The Dynamic Restoration Regime Concept for Ecosystem Management and Restoration


Mayer, A.L. and M. Rietkerk. 2004. The Dynamic Restoration Regime Concept for Ecosystem Management and Restoration. BioScience 54(11): 1013- 1020.

This paper retreads a lot of the ground covered in the Suding et al. (2004) paper we read this week; I don’t suggest it as our additional paper. It gives a comprehensive overview of dynamic regime theory, but stops short of providing recommendations for incorporation of these theories into practice. Specifically, it emphasizes measuring at different resolutions (grain), scales (extent), and time periods in order to assess whether internal or external processes are influencing regime stability and/or resilience.
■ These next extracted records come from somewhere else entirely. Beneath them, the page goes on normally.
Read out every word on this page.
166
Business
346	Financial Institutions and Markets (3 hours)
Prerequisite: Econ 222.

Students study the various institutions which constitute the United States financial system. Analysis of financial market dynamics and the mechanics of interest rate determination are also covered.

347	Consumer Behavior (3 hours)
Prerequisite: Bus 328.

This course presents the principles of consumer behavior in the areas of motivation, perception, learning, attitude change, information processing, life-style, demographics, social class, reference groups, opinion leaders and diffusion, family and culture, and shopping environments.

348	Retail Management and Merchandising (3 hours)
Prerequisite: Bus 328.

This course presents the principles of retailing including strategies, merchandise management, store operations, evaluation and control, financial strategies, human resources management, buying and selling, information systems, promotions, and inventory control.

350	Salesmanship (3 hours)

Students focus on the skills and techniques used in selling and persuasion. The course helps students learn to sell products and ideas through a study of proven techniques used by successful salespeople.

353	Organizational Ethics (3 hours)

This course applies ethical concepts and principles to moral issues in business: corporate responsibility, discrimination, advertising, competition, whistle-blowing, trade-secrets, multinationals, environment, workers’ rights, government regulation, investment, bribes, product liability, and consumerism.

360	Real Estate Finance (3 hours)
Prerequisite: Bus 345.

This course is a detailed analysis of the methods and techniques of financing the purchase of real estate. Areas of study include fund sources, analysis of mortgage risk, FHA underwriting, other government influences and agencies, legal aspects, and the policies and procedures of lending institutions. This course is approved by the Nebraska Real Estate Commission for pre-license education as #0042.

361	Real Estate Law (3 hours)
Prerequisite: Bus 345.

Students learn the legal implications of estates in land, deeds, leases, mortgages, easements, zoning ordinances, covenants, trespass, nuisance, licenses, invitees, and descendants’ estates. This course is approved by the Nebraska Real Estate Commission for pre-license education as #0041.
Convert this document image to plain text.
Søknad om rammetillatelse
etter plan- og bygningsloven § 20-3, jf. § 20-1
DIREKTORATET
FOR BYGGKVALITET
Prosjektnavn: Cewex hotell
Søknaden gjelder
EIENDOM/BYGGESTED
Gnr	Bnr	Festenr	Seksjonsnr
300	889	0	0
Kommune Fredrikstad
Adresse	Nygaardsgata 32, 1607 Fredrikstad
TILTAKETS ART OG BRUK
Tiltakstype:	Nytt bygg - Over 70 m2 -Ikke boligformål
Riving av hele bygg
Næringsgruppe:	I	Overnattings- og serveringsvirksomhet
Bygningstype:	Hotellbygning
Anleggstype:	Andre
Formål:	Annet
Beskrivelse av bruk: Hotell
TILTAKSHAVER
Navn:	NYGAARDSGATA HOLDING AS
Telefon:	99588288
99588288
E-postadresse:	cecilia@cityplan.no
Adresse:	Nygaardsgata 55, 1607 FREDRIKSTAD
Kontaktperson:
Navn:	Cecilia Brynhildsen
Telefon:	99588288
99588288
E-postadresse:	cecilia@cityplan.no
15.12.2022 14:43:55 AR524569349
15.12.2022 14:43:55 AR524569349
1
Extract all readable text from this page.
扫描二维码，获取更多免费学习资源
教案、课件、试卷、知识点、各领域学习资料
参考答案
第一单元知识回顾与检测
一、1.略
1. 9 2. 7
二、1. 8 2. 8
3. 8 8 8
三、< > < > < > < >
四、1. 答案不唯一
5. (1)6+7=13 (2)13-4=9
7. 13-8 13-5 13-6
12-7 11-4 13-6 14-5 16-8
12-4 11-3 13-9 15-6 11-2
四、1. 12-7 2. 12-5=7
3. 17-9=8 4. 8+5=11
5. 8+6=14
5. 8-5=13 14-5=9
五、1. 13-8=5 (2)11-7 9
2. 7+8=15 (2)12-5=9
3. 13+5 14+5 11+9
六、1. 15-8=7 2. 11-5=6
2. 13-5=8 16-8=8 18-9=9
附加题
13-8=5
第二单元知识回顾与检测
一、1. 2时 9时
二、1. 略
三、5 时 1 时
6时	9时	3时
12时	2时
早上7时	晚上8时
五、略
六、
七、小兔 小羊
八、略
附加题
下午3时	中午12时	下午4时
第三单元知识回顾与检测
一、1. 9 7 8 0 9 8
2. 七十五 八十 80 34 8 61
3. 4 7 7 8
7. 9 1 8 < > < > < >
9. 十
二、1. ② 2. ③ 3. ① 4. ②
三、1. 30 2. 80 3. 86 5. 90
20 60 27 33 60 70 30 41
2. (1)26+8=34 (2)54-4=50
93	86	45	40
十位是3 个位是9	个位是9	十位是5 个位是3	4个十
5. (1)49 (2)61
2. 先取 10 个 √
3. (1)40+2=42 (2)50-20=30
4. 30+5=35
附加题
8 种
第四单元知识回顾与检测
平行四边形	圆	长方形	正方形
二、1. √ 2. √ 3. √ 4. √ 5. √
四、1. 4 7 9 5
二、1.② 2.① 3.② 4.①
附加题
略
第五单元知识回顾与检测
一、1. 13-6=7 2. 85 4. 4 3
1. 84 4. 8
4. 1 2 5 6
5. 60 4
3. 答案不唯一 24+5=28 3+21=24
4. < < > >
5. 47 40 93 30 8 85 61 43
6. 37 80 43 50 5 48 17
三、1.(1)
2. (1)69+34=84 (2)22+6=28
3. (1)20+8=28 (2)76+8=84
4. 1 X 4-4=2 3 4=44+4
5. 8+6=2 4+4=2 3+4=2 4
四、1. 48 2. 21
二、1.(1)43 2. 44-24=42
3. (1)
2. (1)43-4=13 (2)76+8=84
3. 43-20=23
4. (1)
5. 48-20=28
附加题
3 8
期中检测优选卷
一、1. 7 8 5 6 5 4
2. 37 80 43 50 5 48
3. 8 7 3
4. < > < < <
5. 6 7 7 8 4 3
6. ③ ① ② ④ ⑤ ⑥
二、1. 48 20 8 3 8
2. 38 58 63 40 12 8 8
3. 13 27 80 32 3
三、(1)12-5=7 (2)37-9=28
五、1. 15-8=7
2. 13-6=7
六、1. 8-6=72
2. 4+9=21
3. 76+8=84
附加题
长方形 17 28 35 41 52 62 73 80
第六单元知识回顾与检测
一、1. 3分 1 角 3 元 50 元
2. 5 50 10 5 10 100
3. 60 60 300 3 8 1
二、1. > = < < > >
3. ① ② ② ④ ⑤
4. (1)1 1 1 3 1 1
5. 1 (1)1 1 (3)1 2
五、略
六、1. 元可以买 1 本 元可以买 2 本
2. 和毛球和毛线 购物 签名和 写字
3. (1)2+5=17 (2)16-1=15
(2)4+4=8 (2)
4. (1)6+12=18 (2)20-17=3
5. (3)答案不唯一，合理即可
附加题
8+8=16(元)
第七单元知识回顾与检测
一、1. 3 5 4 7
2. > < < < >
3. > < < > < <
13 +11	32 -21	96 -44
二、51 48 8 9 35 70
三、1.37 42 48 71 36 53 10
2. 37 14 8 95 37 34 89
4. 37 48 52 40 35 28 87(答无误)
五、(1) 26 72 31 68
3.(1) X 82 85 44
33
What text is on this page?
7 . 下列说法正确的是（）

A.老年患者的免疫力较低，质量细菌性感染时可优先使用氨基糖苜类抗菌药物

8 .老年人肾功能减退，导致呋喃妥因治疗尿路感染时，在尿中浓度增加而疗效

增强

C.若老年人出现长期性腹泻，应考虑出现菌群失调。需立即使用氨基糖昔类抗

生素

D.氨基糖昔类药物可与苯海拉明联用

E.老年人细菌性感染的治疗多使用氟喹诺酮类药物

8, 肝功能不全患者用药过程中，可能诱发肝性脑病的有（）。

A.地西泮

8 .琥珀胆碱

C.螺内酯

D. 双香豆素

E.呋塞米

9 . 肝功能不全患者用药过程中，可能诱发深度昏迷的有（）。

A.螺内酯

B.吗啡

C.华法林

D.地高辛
Moving between scales may help identify factors that are internal to a larger system yet forcing change at a smaller scale.
I appreciated learning a new term: hysteresis- the “conditions under which an ecosystem shifted to one regime can be different from those in which the system will shift back.” It is useful when describing the non-linearity of ecosystem recovery that may push disturbed systems to novel or alternate stable states that differ from restoration objectives.

Finally, socio-economic factors that function on a global scale (often outside the realm of restoration managers) could inhibit restoration success by continuing to externally force conditions.